Detroit Lions draft: All you need to know about Giovanni Manu
It wasn't necessarily a shock the Detroit Lions traded up to pick No. 126 in the fourth round of the 2024 draft, with no fourth-round picks at that point. The reasonable-looking cost (a 2025 third-round pick) was one thing, then they took University of British Columbia offensive tackle Giovanni Manu.
During the pre-draft process, Manu surfaced on the top-30 visit circuit. One of his 11 visits was with the Lions. According to Tom Pelissero, 10 of those visits came in the last 10 days of the visit window. Still, he was consensus-ranked as the 333rd-prospect in this year's draft class, and in a narrower sense some analysts had him as a priority UDFA or a potential seventh-round pick. So the Lions were clearly sold on his potential to trade a pick that will be somewhere around the top-100 next year to get into the mid-fourth round and take him.
And potential is what Manu has. At 6-foot-7 and 352 pounds, he is a massive man. He's also a massive project, coming out of a Canadian college. But he does have an excellent athletic profile, posting an 8.83 Relative Athletic Score (5.06-second or 4.96 40-yard dash, depending on the source, 33.5-inch vertical)
Lions 2024 NFL Draft: What you should know about Giovanni Manu
-Manu was born in Tonga and moved to Canada as a youth
-He played basketball in high school, averaging 30 points per game as a senior and earning the nickname "Baby Shaq"
-He was two-time Second-Team All-Canadian selection in college
-He played left tackle and left guard in college
-He is the first Canadian university player to be drafted in eight years, and he's the first ever drafted from the University of British Columbia
-Having grown up in Tonga, not far from Penei Sewell's native American Samoa, the Lions' right tackle was a role model for Manu.
"I look up to Penei a lot,” Manu told the Detroit media after being drafted on Saturday afternoon. “I keep studying all of his film.
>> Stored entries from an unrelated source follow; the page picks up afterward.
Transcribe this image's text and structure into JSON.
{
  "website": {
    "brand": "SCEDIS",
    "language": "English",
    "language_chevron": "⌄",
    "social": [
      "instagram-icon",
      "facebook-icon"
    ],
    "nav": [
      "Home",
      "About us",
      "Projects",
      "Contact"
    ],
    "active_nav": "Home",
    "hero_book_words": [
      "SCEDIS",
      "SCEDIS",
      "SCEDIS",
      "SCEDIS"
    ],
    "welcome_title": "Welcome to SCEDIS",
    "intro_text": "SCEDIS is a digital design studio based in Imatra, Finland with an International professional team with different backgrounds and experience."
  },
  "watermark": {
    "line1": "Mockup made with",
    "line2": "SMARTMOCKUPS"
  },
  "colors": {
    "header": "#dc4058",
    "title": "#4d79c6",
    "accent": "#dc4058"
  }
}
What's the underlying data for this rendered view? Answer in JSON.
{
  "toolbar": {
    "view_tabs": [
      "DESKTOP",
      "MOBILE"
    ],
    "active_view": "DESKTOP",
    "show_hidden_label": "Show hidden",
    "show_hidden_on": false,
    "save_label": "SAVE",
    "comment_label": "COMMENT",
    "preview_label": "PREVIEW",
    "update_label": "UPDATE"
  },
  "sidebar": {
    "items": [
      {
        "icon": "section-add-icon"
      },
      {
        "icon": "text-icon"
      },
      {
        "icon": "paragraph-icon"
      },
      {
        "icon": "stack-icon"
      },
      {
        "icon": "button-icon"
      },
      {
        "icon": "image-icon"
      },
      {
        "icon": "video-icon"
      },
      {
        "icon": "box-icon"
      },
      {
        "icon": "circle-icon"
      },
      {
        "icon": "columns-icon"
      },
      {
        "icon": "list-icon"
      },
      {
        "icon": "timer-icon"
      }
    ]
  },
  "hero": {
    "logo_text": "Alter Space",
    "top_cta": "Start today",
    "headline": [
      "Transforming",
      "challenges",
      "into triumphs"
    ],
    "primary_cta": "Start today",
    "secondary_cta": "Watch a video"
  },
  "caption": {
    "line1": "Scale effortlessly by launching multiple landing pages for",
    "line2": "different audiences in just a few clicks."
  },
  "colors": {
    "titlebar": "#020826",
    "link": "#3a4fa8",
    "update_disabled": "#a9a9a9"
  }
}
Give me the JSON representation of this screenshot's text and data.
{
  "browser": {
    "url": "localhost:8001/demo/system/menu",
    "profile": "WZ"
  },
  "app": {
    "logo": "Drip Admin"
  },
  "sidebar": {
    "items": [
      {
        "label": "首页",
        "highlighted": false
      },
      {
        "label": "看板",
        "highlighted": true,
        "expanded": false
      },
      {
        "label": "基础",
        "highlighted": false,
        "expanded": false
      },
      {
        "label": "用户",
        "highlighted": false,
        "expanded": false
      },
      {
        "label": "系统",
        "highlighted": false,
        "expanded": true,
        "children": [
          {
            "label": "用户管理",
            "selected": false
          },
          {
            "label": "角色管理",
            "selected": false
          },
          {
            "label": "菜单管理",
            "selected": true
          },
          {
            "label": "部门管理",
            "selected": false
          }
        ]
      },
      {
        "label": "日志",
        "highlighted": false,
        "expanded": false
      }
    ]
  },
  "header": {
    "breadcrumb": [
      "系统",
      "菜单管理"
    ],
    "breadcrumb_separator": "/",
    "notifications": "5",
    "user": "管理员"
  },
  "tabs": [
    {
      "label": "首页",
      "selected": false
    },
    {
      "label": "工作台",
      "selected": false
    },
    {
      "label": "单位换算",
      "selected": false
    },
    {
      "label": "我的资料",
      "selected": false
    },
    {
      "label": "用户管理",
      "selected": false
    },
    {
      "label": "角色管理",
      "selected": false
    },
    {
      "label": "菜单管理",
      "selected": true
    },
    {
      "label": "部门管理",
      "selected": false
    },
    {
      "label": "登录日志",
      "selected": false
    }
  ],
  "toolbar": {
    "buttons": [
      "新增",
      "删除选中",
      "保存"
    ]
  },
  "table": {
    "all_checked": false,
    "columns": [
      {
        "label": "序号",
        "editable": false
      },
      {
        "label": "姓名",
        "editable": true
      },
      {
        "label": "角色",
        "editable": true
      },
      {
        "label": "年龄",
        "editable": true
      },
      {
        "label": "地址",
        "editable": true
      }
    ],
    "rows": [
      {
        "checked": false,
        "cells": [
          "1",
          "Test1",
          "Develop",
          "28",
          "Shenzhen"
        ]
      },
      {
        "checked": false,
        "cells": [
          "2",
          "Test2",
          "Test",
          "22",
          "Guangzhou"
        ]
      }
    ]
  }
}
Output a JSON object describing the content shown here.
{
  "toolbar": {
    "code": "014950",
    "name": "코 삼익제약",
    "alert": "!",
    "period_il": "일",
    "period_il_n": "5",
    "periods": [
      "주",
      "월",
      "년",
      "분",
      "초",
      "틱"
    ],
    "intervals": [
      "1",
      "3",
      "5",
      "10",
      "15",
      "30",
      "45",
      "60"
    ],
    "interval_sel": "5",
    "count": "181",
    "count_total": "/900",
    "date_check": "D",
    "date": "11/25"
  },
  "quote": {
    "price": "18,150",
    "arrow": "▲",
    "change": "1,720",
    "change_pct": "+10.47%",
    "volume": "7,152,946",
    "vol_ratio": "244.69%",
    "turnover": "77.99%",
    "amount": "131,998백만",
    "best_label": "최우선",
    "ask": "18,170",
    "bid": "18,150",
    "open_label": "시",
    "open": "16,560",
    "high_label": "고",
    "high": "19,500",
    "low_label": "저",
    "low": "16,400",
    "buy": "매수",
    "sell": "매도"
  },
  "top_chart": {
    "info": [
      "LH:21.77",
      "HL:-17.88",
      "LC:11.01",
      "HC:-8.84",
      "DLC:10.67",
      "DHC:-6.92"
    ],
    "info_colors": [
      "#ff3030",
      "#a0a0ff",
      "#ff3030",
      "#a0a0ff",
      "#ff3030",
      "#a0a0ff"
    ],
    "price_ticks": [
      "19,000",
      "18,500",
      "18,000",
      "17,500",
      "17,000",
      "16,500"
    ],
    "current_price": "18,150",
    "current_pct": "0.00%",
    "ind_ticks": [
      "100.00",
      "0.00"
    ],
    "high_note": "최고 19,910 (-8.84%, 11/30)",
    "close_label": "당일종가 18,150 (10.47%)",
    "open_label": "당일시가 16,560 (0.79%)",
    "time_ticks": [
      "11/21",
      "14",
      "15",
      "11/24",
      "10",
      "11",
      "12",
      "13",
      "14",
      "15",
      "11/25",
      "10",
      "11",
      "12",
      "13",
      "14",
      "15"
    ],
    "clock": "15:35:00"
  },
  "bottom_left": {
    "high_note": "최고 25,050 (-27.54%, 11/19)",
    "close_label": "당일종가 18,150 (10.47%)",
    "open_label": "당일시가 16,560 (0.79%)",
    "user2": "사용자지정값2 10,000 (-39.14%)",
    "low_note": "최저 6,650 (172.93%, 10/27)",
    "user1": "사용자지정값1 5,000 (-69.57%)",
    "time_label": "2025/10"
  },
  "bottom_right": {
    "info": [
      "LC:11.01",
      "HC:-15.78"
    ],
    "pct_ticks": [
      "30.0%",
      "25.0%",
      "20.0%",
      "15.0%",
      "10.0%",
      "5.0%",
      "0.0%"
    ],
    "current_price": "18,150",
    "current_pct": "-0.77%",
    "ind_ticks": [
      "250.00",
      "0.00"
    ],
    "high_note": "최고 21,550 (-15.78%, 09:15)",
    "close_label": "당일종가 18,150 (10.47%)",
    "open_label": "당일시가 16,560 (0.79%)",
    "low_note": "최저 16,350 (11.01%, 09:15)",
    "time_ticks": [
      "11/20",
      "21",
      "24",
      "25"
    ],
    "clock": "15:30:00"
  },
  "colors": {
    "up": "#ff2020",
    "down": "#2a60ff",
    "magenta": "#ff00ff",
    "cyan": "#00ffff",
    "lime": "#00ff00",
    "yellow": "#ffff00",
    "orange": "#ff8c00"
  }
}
I think he’s the best tackle in the league right now. He moves so fluid for how big he is, and not just that, but he’s an inspiration to the Polynesian community.”
As expected, Manu dominated those he lined up against in college.
Manu is clearly a project, and with Sewell and Taylor Decker holding down the starting offensive tackle spots he won't be asked to contribute right away. Whether he ever justifies the investment made in him is a legit question, but his story is a unique one.